Some of the world’s most powerful technology titans, including Bezos and the CEOs of Apple, Facebook and Google, appeared before Congress yesterday, July 29, in an antitrust hearing regarding concerns that their businesses may be harming competition.
The five-hour hearing was the culmination of an investigation by top lawmakers in Congress into whether the four tech giants have been abusing their power and dominance in the online marketplace.
Bezos was perhaps one of the most-anticipated execs making an appearance, but viewers were surprised when he went largely ignored for the first two hours of the hearing.
The Amazon chief, who appeared at the hearing via video call, could be seen nonchalantly snacking and enjoying a drink while his counterparts were being grilled by Congress, as if the trial was some entertaining reality TV show he was enjoying on a Friday night.
The Congressional panel were forced to take a 10-minute break to fix a technical issue when Bezos’s video image failed to show as full-screen, and the problems only continued throughout the hearing.
When it came time for his questioning, Bezos – again, the CEO of one of the biggest websites in the world – struggled with his technology and forgot to take his microphone off mute to answer.

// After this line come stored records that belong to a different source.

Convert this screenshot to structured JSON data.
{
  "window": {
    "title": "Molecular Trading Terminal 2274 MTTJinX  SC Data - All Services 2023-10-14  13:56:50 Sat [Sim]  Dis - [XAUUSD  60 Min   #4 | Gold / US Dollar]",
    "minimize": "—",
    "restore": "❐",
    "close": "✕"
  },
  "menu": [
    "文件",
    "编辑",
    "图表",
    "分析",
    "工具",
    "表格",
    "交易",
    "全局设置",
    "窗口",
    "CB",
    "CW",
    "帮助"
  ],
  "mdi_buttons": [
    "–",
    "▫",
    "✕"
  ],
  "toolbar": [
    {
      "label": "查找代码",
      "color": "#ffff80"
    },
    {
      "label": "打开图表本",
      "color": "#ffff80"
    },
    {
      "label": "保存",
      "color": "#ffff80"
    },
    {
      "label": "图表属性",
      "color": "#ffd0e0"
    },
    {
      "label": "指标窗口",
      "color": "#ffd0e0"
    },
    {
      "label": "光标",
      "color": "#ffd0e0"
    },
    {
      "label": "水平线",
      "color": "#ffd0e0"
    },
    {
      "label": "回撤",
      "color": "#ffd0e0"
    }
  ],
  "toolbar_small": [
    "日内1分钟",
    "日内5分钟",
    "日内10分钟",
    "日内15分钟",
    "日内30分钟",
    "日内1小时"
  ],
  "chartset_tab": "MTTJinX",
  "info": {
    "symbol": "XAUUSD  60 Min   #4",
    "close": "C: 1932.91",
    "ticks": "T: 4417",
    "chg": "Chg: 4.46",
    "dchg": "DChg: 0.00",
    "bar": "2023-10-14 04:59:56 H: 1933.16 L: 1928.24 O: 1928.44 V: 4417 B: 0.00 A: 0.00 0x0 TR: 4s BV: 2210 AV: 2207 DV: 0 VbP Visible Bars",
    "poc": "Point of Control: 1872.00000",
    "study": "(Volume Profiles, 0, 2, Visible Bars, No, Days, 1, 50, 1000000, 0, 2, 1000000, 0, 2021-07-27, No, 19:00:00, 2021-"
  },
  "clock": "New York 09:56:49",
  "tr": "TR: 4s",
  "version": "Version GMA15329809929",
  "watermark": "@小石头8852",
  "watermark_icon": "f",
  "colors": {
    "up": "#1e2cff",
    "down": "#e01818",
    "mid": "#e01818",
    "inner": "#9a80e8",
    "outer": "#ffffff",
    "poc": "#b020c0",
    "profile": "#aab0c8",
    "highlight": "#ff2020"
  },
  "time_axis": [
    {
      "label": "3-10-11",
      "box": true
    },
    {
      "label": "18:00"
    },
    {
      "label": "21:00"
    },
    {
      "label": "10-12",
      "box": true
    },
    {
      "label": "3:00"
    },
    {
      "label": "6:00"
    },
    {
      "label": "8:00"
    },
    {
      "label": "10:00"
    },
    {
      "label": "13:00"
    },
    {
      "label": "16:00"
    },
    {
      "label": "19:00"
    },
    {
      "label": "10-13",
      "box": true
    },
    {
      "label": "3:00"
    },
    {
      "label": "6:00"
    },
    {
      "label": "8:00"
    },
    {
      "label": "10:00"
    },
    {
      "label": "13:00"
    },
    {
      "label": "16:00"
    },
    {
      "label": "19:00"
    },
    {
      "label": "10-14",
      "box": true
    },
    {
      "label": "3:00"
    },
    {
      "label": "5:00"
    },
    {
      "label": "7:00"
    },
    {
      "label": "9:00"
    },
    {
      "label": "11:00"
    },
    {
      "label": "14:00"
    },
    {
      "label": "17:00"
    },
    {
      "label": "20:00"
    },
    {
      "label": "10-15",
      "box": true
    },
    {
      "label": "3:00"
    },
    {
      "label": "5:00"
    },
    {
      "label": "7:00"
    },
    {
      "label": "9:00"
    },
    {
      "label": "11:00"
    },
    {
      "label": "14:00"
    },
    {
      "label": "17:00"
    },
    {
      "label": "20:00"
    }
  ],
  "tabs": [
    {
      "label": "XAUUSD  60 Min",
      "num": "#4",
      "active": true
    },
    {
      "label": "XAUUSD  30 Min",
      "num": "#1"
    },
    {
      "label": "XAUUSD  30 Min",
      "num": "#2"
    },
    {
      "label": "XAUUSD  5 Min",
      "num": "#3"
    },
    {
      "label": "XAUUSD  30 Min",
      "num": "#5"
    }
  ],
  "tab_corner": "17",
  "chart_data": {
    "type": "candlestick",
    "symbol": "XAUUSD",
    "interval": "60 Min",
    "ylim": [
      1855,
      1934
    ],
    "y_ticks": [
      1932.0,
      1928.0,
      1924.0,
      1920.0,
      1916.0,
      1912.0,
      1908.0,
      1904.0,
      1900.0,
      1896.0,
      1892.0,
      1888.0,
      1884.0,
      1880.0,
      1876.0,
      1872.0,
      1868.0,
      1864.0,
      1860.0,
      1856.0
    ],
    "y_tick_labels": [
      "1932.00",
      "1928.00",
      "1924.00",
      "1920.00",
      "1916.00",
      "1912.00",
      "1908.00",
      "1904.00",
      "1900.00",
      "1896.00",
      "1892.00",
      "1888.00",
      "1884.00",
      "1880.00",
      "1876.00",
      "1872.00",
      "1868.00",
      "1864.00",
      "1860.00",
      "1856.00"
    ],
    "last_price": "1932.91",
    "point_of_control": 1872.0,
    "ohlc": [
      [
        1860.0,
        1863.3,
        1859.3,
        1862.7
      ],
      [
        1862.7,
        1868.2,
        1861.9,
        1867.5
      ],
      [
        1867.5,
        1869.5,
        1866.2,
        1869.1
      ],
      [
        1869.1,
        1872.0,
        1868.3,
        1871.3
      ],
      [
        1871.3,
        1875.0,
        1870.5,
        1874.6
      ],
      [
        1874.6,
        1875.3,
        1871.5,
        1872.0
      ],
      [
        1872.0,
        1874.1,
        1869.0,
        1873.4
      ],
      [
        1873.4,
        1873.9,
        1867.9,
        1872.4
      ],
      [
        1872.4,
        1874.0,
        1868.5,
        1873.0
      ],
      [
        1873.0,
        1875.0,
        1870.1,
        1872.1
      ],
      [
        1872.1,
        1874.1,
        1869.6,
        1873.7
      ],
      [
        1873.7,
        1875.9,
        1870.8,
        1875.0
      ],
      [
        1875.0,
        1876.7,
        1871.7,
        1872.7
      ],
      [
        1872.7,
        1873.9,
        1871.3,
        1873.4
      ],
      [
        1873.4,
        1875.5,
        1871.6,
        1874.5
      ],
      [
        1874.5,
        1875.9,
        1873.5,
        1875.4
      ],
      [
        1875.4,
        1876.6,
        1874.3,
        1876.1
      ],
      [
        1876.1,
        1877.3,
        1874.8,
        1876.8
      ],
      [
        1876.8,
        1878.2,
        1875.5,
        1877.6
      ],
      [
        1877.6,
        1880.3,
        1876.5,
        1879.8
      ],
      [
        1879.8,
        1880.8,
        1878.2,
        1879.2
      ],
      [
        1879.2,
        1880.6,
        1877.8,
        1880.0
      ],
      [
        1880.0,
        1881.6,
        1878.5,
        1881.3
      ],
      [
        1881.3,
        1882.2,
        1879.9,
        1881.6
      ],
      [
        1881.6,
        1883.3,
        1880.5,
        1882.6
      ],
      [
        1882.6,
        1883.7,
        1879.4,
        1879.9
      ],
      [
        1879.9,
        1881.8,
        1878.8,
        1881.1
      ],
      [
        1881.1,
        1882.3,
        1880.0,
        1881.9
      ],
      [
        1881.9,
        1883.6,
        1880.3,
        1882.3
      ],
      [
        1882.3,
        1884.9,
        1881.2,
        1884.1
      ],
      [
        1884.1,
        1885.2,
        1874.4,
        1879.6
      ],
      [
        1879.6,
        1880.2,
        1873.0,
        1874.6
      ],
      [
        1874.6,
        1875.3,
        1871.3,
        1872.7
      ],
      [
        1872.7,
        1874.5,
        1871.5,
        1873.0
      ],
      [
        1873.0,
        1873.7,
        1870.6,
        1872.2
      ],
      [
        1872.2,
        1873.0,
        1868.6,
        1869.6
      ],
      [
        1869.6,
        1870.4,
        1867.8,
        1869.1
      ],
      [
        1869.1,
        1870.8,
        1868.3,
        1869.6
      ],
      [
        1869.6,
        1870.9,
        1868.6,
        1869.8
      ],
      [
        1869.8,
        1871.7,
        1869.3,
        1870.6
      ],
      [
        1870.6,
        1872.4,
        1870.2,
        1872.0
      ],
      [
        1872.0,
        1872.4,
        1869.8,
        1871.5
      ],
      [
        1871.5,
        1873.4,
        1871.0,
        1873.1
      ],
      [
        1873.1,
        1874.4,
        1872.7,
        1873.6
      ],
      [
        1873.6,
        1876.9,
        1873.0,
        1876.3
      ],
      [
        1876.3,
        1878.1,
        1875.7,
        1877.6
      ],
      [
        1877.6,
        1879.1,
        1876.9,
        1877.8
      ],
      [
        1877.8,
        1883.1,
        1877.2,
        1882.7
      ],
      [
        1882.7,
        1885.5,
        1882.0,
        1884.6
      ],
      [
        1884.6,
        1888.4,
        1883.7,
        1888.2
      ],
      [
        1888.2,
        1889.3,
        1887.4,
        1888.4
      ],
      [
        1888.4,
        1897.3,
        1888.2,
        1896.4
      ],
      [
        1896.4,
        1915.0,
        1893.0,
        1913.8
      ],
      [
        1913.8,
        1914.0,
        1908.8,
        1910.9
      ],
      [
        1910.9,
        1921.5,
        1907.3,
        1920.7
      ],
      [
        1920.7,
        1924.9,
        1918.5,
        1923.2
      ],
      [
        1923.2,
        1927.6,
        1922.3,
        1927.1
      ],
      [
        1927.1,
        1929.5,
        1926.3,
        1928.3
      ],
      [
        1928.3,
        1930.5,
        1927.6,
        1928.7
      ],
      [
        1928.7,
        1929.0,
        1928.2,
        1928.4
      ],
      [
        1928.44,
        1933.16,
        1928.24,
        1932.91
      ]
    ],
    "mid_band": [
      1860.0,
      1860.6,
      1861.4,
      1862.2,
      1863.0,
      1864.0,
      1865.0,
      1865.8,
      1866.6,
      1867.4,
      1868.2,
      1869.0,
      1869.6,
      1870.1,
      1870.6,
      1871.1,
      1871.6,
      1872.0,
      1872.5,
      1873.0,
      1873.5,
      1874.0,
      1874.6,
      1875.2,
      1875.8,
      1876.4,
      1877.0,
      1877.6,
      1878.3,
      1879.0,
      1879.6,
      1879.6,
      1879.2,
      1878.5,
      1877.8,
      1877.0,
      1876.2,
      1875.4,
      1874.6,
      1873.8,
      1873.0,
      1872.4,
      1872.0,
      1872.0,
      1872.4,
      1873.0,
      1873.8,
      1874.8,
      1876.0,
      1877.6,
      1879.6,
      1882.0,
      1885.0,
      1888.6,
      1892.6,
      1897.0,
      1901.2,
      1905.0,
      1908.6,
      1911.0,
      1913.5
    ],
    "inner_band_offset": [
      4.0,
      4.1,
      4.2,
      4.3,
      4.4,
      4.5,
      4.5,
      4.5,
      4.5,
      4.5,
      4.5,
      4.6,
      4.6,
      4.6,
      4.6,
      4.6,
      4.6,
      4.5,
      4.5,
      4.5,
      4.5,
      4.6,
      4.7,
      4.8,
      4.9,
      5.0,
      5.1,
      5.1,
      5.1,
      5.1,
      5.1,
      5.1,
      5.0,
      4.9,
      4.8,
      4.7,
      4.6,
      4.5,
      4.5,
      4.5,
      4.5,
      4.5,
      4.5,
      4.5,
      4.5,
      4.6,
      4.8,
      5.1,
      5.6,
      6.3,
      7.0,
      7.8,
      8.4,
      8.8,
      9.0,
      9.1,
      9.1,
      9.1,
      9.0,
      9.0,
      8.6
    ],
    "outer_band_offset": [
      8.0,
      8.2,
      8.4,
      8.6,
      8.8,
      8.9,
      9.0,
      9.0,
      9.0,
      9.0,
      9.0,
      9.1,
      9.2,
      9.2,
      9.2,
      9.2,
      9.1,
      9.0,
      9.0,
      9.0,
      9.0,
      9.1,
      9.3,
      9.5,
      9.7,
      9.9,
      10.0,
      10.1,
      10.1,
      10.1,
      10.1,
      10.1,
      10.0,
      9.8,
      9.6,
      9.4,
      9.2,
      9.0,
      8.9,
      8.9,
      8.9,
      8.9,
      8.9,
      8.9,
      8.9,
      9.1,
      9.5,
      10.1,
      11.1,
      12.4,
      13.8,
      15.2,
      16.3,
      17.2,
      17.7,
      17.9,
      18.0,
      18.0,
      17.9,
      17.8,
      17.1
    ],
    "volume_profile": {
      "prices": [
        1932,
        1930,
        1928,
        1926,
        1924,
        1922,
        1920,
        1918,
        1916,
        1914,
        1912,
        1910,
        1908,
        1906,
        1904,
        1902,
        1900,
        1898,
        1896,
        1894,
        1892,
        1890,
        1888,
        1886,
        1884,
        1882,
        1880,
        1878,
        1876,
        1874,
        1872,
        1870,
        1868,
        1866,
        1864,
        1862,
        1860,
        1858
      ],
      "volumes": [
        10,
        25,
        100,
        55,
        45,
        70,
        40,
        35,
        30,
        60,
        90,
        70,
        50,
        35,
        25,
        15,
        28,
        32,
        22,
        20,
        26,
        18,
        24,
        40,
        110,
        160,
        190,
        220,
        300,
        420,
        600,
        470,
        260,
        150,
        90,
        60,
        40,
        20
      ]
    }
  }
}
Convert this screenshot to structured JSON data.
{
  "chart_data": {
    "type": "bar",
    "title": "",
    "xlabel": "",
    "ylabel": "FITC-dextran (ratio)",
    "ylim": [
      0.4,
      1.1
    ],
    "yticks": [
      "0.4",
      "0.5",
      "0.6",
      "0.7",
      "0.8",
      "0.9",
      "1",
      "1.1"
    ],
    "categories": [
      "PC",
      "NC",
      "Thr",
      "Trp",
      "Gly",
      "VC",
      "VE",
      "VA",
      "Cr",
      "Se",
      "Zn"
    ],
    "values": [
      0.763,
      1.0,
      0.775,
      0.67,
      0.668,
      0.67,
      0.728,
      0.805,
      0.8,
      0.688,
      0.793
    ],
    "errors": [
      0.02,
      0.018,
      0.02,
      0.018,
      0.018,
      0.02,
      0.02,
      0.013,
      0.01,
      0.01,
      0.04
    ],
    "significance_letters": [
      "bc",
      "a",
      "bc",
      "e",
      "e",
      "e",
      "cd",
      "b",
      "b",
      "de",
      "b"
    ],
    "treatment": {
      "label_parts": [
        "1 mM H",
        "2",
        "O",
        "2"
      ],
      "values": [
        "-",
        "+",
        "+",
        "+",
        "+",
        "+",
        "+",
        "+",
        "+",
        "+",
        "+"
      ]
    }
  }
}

Congressional Representative Greg Steube was met with an awkward silence as Bezos chatted away to no one, before he pointed out: ‘Mr Bezos?… You’re on mute.’
Bezos quickly turned his mic back on and apologised for the error, though poor sound quality and delayed audio continued to make the hearing a difficult watch.
Representative Pramila Jayapal questioned Bezos about whether Amazon used data from sellers on its website to launch competing products, and the CEO said that while there is a policy that prohibits the use of third-party seller data to support Amazon’s own private-label business, he admitted: ‘I can’t guarantee you that policy has never been violated,’ CNN reports.
At one point, Bezos refuted claims Amazon acted like a ‘drug dealer’ after US Congressman David Cicilline quoted a business that had used the site to sell its product, until one day the owners found Amazon had started selling the same product for a lower price, causing their profit to drop to zero.
Citing the business owner, Cicilline said:
Amazon strings you along for a while because it feels so good to get that pay cheque every week, and in the past, for lack of a better term, we called it Amazon heroin, because you just kept going, and you had to get your next fix, your next cheque.
And at the end of the day you find out that this person, who has seemingly benefitting you, making you feel good, is just ultimately going to be your downfall.
Responding to the accusation, Bezos said he ‘completely disagree[d]’ with the characterisation of Amazon as a ‘drug dealer’ and insisted the decision to allow third-party sellers to use the site was based on what was good for the consumer.
Cicilline went on to say that the company he’d quoted was just one of many small businesses that claimed to be ‘mistreated, abused and tossed aside’ by Amazon.